Pour le climat, nous disposons maintenant de modèles précis qui nous donnent une vision claire de ce à quoi ressemblerait un monde à +2°C, +3°C ou +4°C. Pour la biodiversité, c’est plus compliqué car les interactions entre espèces sont complexes ; la disparition d’une espèce peut avoir des conséquences sur de nombreuses autres espèces, et il est difficile de déterminer précisément quelle sera la « disparition de trop » qui mettra à mal le fonctionnement des écosystèmes et les services associés.
Bien sûr, climat et biodiversité sont étroitement liés. En effet, la biodiversité joue un rôle tampon face aux événements climatiques extrêmes. Elle contribue à la régulation du cycle de l’eau et atténue les îlots de chaleur en période de canicule. C’est en quelque sorte notre assurance vie face au dérèglement climatique ! Sans nature, pas de futur !
Or, la biodiversité est elle-même menacée par le dérèglement climatique. Les espèces sont capables de s’y adapter mais à condition de pouvoir se déplacer librement et de disposer de populations suffisantes et en bonne santé génétique. Pour de nombreuses espèces, ces conditions ne sont malheureusement pas remplies, car la destruction des habitats naturels provoque une fragmentation des paysages qui entrave le déplacement des espèces sauvages. La destruction des écosystèmes est d’ailleurs la principale cause d’extinction de la biodiversité, suivie par la surexploitation des ressources naturelles.
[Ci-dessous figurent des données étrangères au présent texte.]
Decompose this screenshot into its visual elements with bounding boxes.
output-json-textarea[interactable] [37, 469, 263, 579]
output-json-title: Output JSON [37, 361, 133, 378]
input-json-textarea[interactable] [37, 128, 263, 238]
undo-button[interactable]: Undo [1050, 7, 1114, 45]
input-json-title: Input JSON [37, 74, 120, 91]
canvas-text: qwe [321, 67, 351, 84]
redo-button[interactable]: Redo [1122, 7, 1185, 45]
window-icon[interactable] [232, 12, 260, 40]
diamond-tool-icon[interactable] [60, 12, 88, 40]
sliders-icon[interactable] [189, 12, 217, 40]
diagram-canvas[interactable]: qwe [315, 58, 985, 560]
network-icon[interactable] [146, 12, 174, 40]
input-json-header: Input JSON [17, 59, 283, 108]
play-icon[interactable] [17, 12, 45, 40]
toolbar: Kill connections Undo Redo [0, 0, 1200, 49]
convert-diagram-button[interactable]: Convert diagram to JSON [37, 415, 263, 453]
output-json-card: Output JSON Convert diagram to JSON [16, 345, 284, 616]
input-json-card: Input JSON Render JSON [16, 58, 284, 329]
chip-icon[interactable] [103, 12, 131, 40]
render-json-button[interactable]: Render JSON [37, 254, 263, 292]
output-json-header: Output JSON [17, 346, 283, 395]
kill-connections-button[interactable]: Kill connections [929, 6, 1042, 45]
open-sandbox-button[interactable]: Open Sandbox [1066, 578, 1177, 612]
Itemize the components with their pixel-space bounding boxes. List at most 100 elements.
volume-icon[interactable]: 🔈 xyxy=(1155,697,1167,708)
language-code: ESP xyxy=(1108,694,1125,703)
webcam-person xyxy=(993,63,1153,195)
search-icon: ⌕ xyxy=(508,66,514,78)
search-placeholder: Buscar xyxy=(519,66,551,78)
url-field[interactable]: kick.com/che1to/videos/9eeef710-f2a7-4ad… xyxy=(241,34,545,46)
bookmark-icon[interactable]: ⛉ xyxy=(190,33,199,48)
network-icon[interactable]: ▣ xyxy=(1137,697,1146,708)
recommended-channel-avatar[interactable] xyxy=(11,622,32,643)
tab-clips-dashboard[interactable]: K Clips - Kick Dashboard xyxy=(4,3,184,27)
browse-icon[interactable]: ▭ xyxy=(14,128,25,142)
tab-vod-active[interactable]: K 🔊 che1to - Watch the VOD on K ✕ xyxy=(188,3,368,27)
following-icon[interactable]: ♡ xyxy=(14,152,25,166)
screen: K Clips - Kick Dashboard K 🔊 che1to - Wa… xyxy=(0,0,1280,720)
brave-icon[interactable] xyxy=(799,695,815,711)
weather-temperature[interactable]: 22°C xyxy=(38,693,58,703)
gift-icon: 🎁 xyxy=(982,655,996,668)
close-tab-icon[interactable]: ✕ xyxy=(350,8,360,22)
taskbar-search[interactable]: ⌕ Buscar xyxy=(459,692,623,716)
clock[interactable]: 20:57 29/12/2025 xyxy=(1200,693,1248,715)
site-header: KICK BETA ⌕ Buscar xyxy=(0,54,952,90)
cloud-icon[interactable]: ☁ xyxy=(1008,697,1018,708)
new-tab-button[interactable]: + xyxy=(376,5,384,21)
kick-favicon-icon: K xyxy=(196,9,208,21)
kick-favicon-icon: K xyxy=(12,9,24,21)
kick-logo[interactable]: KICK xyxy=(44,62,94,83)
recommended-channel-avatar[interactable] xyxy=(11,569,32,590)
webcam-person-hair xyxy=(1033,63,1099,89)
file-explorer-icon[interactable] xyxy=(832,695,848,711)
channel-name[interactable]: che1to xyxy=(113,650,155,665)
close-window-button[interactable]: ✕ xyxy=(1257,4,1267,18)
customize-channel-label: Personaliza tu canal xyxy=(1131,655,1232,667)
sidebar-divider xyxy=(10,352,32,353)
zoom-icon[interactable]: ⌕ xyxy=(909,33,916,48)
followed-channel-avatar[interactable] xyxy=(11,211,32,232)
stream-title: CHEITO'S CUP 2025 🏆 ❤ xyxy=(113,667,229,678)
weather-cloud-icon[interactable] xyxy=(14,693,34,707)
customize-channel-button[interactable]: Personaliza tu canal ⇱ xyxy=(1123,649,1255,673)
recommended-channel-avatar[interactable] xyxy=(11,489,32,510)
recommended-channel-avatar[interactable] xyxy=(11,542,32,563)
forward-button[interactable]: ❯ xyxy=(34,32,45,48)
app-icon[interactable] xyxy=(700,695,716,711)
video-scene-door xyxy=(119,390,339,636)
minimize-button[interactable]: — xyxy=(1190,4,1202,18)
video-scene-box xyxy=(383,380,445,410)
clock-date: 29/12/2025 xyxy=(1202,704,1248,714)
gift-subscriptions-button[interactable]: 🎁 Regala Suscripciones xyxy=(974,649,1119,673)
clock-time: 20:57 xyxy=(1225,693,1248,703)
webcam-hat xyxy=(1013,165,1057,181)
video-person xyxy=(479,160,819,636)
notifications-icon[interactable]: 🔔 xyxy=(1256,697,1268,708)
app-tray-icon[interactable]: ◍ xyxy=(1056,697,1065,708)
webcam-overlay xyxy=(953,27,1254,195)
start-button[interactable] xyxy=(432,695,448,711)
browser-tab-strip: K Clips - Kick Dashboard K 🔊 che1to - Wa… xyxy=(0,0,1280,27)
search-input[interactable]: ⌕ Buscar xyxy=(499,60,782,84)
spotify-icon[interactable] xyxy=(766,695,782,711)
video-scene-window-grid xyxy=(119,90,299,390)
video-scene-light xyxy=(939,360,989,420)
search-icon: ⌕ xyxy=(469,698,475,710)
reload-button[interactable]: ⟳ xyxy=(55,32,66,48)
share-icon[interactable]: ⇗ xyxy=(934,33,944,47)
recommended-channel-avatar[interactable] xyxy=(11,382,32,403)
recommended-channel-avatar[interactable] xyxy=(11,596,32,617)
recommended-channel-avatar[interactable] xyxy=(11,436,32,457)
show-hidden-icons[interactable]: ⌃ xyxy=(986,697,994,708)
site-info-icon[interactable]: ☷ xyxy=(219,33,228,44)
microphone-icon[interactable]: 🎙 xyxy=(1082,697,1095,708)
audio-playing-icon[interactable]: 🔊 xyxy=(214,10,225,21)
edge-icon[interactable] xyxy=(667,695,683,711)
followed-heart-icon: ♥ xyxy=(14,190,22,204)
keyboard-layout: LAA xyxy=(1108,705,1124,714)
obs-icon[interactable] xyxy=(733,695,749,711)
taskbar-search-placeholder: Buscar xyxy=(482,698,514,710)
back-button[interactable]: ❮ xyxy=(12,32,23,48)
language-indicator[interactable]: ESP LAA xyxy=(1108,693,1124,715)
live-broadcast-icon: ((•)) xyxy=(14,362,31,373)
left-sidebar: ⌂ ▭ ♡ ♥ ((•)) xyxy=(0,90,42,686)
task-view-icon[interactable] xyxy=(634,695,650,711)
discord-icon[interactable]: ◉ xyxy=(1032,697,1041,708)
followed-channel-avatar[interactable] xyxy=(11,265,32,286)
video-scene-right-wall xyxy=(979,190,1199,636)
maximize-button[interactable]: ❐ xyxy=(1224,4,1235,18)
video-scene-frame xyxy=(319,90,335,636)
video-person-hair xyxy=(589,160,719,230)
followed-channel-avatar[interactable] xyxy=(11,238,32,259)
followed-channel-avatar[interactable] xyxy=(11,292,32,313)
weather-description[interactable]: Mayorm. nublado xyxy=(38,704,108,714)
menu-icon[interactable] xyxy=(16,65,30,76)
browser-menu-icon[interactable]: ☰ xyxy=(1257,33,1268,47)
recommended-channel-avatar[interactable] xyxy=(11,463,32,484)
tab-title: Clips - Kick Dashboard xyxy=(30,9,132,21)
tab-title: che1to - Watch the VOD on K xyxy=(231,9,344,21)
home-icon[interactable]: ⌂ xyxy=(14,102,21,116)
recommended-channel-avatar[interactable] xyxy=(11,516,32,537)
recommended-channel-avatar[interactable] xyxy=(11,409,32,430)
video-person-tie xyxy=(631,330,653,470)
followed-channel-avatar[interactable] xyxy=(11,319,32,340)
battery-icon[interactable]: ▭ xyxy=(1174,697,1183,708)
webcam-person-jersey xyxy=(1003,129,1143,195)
Les prémices d’un changement culturel
La reconnaissance de l’écocide revêt également un caractère symbolique et pourrait être un premier pas vers la reconnaissance des droits de la nature, qui permettrait d’initier un véritable changement culturel pour une cohabitation plus harmonieuse entre toutes les formes de vie. On évoluerait d’une société anthropocentrique vers une société biocentrique, reconnaissant le droit à la vie pour tous les êtres vivants, qu’ils soient humains, animaux ou végétaux. Vu notre interdépendance avec l’ensemble du monde vivant, ce changement de paradigme est nécessaire pour notre survie sur cette planète.